Chapter 16: The Forgotten List

"God, it's good to be home." Sam scrunched her toes lovingly in the carpet as she loaded up another forkful of fried rice.

"Was the alternate reality unpleasant?" Teal'c asked from his place on the couch beside her.

That wasn't really something she wanted to go into – and it wasn't what she'd meant, anyway. "No, no. It's good to be home," she corrected, pointing to the floor beneath her feet. "Even before that whole mess, I hadn't been off the base in over a week."

Colonel O'Neill looked up from the armchair, surprised. "You hadn't?"

She shook her head.

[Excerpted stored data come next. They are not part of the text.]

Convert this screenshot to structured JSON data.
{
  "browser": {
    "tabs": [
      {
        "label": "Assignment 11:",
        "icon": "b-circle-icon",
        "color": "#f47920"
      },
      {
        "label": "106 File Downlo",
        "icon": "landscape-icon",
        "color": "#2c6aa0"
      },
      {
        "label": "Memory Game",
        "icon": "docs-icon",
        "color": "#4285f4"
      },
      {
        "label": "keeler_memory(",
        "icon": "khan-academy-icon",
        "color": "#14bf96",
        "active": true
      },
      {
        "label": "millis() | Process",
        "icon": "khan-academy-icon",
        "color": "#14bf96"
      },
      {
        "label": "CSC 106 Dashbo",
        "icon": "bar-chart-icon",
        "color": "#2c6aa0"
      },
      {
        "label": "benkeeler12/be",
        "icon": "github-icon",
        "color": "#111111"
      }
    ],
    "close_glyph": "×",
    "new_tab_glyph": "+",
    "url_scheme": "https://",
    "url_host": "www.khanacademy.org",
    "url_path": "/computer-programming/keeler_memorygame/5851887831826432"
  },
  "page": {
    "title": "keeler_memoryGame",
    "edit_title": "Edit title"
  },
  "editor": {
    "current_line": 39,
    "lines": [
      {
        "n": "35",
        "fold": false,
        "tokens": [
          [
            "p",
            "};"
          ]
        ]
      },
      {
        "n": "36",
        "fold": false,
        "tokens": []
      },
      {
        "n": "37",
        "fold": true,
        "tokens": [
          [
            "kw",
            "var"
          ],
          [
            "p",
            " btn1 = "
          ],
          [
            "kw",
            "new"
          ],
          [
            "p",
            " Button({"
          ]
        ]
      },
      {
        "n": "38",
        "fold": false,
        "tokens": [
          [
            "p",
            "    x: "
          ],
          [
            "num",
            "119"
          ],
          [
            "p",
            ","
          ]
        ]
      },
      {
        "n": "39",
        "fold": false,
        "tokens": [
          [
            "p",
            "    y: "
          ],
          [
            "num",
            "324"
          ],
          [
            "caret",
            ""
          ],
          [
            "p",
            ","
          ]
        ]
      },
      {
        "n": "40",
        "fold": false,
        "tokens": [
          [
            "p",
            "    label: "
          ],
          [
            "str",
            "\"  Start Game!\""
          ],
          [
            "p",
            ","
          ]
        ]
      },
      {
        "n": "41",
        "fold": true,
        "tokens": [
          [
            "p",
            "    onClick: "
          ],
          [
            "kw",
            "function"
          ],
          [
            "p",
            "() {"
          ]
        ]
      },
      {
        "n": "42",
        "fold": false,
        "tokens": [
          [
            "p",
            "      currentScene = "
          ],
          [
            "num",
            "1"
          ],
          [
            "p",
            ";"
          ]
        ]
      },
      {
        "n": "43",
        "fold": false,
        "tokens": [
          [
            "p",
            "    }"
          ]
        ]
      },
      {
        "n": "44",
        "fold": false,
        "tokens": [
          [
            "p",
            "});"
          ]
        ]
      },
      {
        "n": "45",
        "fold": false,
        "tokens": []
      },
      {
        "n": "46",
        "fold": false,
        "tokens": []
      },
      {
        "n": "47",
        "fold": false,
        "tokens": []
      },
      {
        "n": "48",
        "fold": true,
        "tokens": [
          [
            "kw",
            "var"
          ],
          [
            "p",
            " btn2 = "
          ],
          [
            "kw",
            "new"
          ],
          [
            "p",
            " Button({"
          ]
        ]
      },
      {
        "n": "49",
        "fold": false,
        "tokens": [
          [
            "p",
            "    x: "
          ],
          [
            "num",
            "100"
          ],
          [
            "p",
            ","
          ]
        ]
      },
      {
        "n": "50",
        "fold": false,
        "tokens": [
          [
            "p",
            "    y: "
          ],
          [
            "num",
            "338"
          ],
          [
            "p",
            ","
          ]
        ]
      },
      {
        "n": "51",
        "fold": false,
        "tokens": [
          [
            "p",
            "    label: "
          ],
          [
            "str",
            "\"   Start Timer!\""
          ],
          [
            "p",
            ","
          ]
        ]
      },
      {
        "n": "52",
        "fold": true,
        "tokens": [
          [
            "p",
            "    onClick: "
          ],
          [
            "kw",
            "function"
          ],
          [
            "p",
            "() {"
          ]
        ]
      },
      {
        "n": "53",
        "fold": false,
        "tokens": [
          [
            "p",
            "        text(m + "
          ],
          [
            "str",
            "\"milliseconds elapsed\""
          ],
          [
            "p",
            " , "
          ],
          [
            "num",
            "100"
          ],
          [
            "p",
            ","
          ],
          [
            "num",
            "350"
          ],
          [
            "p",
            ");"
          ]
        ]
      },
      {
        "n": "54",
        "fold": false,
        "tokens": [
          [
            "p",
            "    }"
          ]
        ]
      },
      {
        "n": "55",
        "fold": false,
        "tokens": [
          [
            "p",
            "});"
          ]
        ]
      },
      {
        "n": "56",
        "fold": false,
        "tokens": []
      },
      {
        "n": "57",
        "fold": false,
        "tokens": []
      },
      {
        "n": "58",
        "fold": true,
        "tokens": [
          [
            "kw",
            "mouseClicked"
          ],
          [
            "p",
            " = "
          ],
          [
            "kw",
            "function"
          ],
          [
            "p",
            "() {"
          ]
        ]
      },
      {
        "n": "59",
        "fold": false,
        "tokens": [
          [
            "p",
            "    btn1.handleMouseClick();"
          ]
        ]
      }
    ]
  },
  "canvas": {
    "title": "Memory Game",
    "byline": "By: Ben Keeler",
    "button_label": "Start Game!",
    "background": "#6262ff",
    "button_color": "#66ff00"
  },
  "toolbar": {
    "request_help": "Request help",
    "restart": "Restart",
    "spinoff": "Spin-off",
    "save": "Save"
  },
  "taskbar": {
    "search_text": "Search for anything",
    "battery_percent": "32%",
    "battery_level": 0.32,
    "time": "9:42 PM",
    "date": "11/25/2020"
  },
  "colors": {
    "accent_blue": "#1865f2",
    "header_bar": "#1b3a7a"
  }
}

No, she'd been spending most of her time writing up reports – on everything she'd learned about Fifth and the Replicators, or about the Ancient Repository of knowledge, or, before that, the devices they'd retrieved from that warehouse with the human/Goa'uld hybrid... Meanwhile, the colonel had been either sleeping in a stasis chamber or on medical leave, as he had somehow (even though he was perfectly healthy) convinced both the new doctor and the new base commander that he was entitled.

"You know, Jack," Daniel spoke up, "some of us have responsibilities other than just running around on other worlds carrying a big gun and pissing off aliens."

"You lie," the colonel accused, shooting his friend a dirty look.

Yes, it was nice to be home. Until Daniel asked, "Even though I don't think I want to know, I have to ask. What was it like over there? I mean, how different was it?"

"Pretty damn different, Daniel," she answered curtly.

"I'm just intrigued, because it seems like some things have been constant in every reality we've seen."

Again, she shook her head. Hammond, Janet, Colonel O'Neill, Teal'c... all wrong. "Walter was there. That was about where the similarities ended."

"Well," Colonel O'Neill spoke up dryly, perhaps still a little miffed from being picked on earlier, "at least you had Daniel. For companionship."

Sam's fork froze mid-way to her mouth, his tone making it crystal clear that he meant that in the dirtiest way possible. Slowly, she set down the fork, then removed her plate from her lap to the coffee table for safety. "Remember that list we have, sir?" she asked. "Of the things we're never supposed to mention again?"

The second he leaned forward in the chair, excited, she knew she was in trouble. "You mean like the time on P3X-595 where you drank that stuff that made you take off your-"

"Since you bring that up all the time, no," she interrupted. "I mean the one about things like P5X-223."

His expression went blank.

"Uh," Daniel spoke up, "that would be the one where you got a little drunk and fooled around with the chief's daughter and ended up with hives on, um..."

Sam rocketed to her feet indignantly. "And that's the second time some alien woman has given you an S-"

"Oh, that list!" the colonel insisted before she could finish the sentence. "Well, you know, since it's a list about things we're supposed to forget, I guess I... forgot."

"Uh-huh." That was a total load of bull. "This is officially going on the top of that list, sir. So we need never mention it again."

That seemed to satisfy him – probably because that list contained a lot more things that applied to him than her, and even though her embarrassment threshold was a lot lower than his, it probably equaled out. He went back to his Chinese, and Sam settled onto the couch.

"O'Neill," Teal'c spoke up, "have you not often told me that lists are finite?"

The colonel stared at him in a way that clearly said he hadn't.

"I believe you once told me that in order for an item to be added to the top of a list, the item last in line must..."

"Fall off," Colonel O'Neill supplied when the Jaffa trailed off for lack of the correct terminology.

"Indeed. What, then, has fallen off this list?"

Oh, there were so many options, and all of them sucked. The other three caught each others' eyes for only a millisecond before returning to their plates with gusto.